The part of each episode focused on a case and how the defense team figures out how to get the defendant cleared is where the show shines. There's some pretty clever investigative work involved. Sure, not all their solutions are perfectly legal, but it sort of makes sense in the context of the show and the nature of the characters.

But then we get to the "present day" sequences that show us the crew facing major problems. The flashes aren't in sequence, and that's fine. But the way the flashes are tailored is pretty shallow. I'm talking about the director really holding the hands of the audience by spoonfeeding them information and making sure they don't forget anything.

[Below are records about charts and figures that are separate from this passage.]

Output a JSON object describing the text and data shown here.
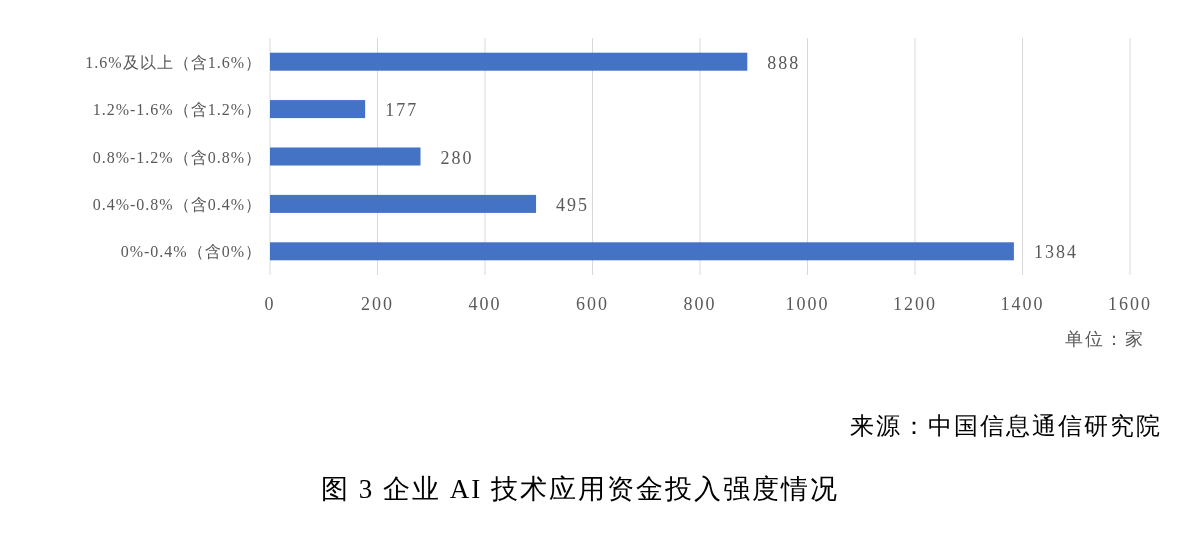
{
  "chart_data": {
    "type": "bar",
    "orientation": "horizontal",
    "title": "图 3 企业 AI 技术应用资金投入强度情况",
    "xlabel": "单位：家",
    "annotations": [
      "来源：中国信息通信研究院"
    ],
    "categories": [
      "1.6%及以上（含1.6%）",
      "1.2%-1.6%（含1.2%）",
      "0.8%-1.2%（含0.8%）",
      "0.4%-0.8%（含0.4%）",
      "0%-0.4%（含0%）"
    ],
    "values": [
      888,
      177,
      280,
      495,
      1384
    ],
    "color": "#4472c4",
    "xlim": [
      0,
      1600
    ],
    "xticks": [
      0,
      200,
      400,
      600,
      800,
      1000,
      1200,
      1400,
      1600
    ],
    "grid": "x",
    "data_labels": true
  }
}
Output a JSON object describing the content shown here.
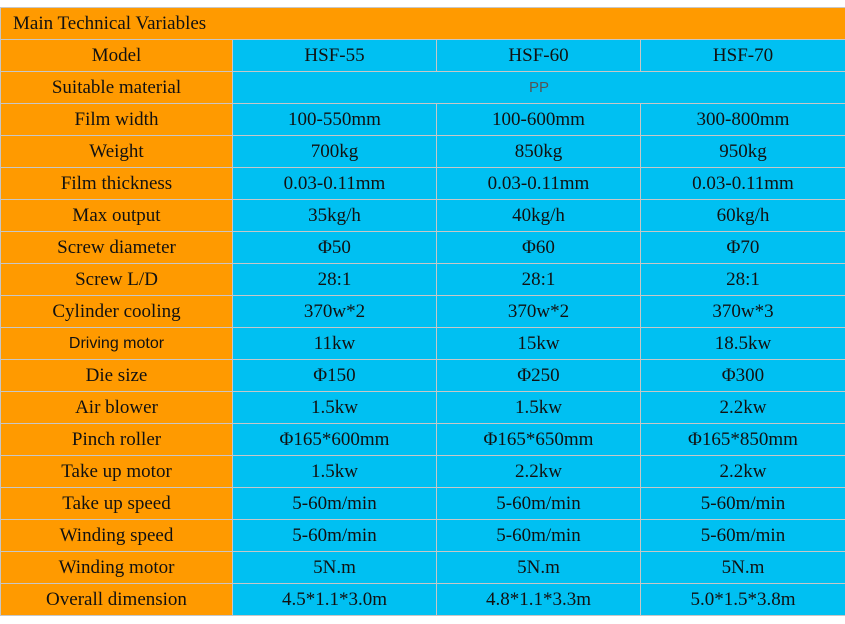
{
  "table": {
    "title": "Main Technical Variables",
    "model_label": "Model",
    "models": [
      "HSF-55",
      "HSF-60",
      "HSF-70"
    ],
    "material_label": "Suitable material",
    "material_value": "PP",
    "rows": [
      {
        "label": "Film width",
        "values": [
          "100-550mm",
          "100-600mm",
          "300-800mm"
        ]
      },
      {
        "label": "Weight",
        "values": [
          "700kg",
          "850kg",
          "950kg"
        ]
      },
      {
        "label": "Film thickness",
        "values": [
          "0.03-0.11mm",
          "0.03-0.11mm",
          "0.03-0.11mm"
        ]
      },
      {
        "label": "Max output",
        "values": [
          "35kg/h",
          "40kg/h",
          "60kg/h"
        ]
      },
      {
        "label": "Screw diameter",
        "values": [
          "Φ50",
          "Φ60",
          "Φ70"
        ]
      },
      {
        "label": "Screw L/D",
        "values": [
          "28:1",
          "28:1",
          "28:1"
        ]
      },
      {
        "label": "Cylinder cooling",
        "values": [
          "370w*2",
          "370w*2",
          "370w*3"
        ]
      },
      {
        "label": "Driving motor",
        "values": [
          "11kw",
          "15kw",
          "18.5kw"
        ]
      },
      {
        "label": "Die size",
        "values": [
          "Φ150",
          "Φ250",
          "Φ300"
        ]
      },
      {
        "label": "Air blower",
        "values": [
          "1.5kw",
          "1.5kw",
          "2.2kw"
        ]
      },
      {
        "label": "Pinch roller",
        "values": [
          "Φ165*600mm",
          "Φ165*650mm",
          "Φ165*850mm"
        ]
      },
      {
        "label": "Take up motor",
        "values": [
          "1.5kw",
          "2.2kw",
          "2.2kw"
        ]
      },
      {
        "label": "Take up speed",
        "values": [
          "5-60m/min",
          "5-60m/min",
          "5-60m/min"
        ]
      },
      {
        "label": "Winding speed",
        "values": [
          "5-60m/min",
          "5-60m/min",
          "5-60m/min"
        ]
      },
      {
        "label": "Winding motor",
        "values": [
          "5N.m",
          "5N.m",
          "5N.m"
        ]
      },
      {
        "label": "Overall dimension",
        "values": [
          "4.5*1.1*3.0m",
          "4.8*1.1*3.3m",
          "5.0*1.5*3.8m"
        ]
      }
    ]
  }
}
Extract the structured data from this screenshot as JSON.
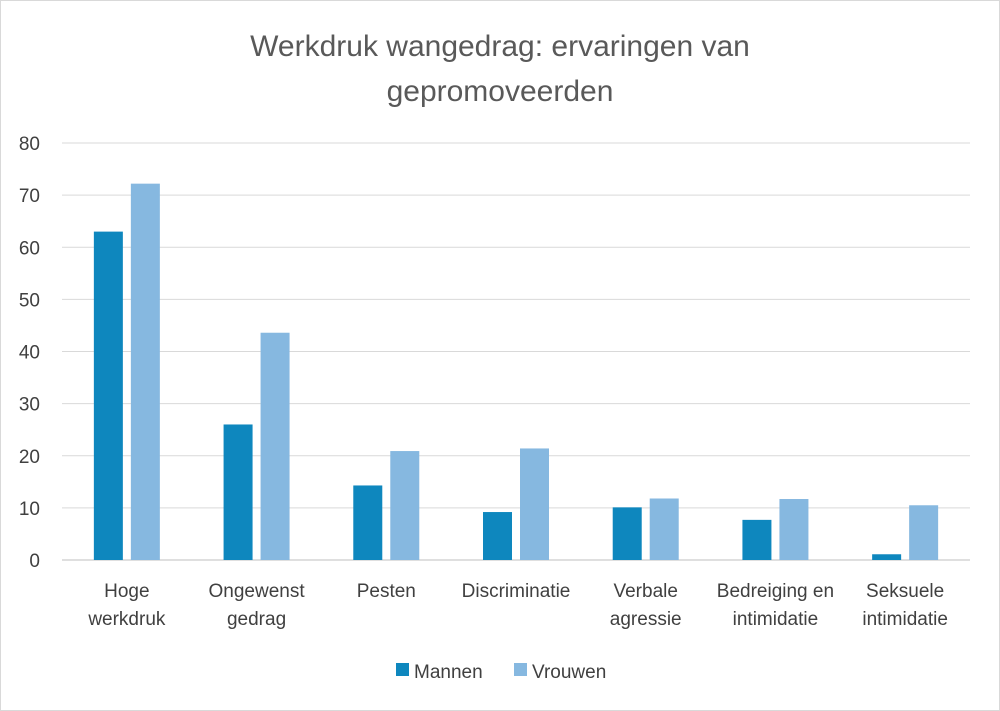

Every little clue or detail that had already been show clearly will be repeatedly flashed on screen later on, every time it's relevant. There's no need to remember any major details since we're always going to go back to repeated instant replay flashback moments in darkly lit shots.

So How to Get Away with Murder really tears me in two and maybe I'm expecting too much from any drama that tries to involve the law somehow. It has a few good characters and a lot of really annoying ones and our lead heroine makes a lot of weird, ridiculous decisions. Thus the show gets 3 fast-paced, jump cut sex scenes out of a possible 5.